На это я лишь небрежно кивнула, ни капельки не скромничая: ну да, так оно и есть, само собой разумеется, что стало сигналом для нового приступа смеха, захватившего нас троих.
– А как тебя зовут?
– Аполония Халупец. Но все меня зовут просто Пола. А вас как?
– Меня – Ян Кощиньский, а это моя жена Хелена. – Голос у него был тонкий, высокий, почти женский.
Я повернулась к молодой женщине, у нее на голове высилась целая гора ярко-рыжих волос, а в ушах горели золотые кольца сережек. От этого казалось, что по всему ее веселому ангельскому личику танцевали тысячи маленьких отблесков.
– Ты очень грациозно двигаешься, – продолжил он. – Ты хотела бы танцевать?
Я лишь засмеялась в ответ.

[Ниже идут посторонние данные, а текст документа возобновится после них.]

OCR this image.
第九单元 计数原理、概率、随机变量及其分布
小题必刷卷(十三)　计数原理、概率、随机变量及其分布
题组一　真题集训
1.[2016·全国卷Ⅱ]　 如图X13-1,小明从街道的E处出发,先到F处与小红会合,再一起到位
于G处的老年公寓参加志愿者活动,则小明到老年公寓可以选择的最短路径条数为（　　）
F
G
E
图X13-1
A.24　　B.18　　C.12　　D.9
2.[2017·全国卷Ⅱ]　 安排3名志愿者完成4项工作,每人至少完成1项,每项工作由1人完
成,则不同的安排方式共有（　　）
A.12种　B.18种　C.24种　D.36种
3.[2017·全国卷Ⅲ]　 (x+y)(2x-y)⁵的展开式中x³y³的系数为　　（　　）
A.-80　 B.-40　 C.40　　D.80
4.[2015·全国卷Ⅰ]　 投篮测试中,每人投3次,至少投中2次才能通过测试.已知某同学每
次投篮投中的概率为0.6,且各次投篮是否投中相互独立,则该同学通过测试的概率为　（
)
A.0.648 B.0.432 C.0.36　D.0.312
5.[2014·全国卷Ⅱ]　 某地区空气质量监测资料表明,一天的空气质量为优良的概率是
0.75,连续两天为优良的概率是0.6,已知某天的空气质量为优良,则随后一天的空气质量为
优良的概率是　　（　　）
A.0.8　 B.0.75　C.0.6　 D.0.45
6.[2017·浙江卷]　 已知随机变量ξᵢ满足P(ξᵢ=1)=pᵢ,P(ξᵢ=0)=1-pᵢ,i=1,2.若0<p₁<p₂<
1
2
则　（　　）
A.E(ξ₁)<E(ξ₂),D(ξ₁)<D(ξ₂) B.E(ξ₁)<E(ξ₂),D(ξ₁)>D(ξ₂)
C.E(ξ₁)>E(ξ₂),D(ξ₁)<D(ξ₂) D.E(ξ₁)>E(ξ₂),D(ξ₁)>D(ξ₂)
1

Что за странный вопрос? Любой девочке нравится танцевать.
– Ты не хочешь поступить в Императорскую балетную школу? – спросил он.
Я было помотала отрицательно головой, но тут мне на ум пришла одна мысль.
– А мне в таком случае нужно будет ходить в обычную школу? – спросила я.
– Нет, не нужно. Если только твоя мама не договорится, чтобы ты ходила на занятия в школу в те часы, когда не занимаешься балетом. Ты не против?
– Нет-нет, что вы! Вовсе нет! Хорошо бы. Очень хорошо!
– В таком случае пригласи маму зайти к нам. Мы живем в квартире 403, – сказала Хелена, ласково потрепав мои волосы.
И они ушли. Как замечательно, что я продолжала бегать и прыгать вместе с другими детьми, а не то у меня от радости сердце выскочило бы из груди, пока мама не пришла вечером домой. Радость эта не имела никакого отношения к танцам, к балету, я думала лишь об одном: «Вот это да! Больше не надо ходить в эту школу!»
В первый момент мама и слышать не хотела, чтобы я пошла в балетную школу. Кроме оперы, любые представления на театральных подмостках были ей совершенно безразличны. К тому же физические нагрузки во время занятий балетом, конечно, очень большие, а меня, хоть я и казалась невероятно энергичной, то и дело одолевали всякие хвори. Кроме того, мама уже потеряла двоих детей, мужа и дом. Если что-то случится и со мной, она останется совсем одна, оглушенная невозместимой утратой, влача нищенское одинокое существование, а это куда хуже, чем разделять нищету с кем-то еще. Любое страдание одному переносить гораздо труднее, чем с родным человеком. Но тут я вдруг невероятно разрыдалась. Потоки слез, хлынувшие из моих глаз, сопровождались бурными рассказами о том, как надо мной издеваются в школе. У моей бедной матери тут же исчезли все самые лучшие намерения, она обняла меня и стала нежно покачивать у себя на руках, пока мои рыдания не утихли. Правда, и после того, как высохли мои слезы, она еще долго качала меня, совсем как младенца, не говоря ни слова, а под конец вымолвила со вздохом: «Ну, хорошо. Веди меня к твоим Кощиньским».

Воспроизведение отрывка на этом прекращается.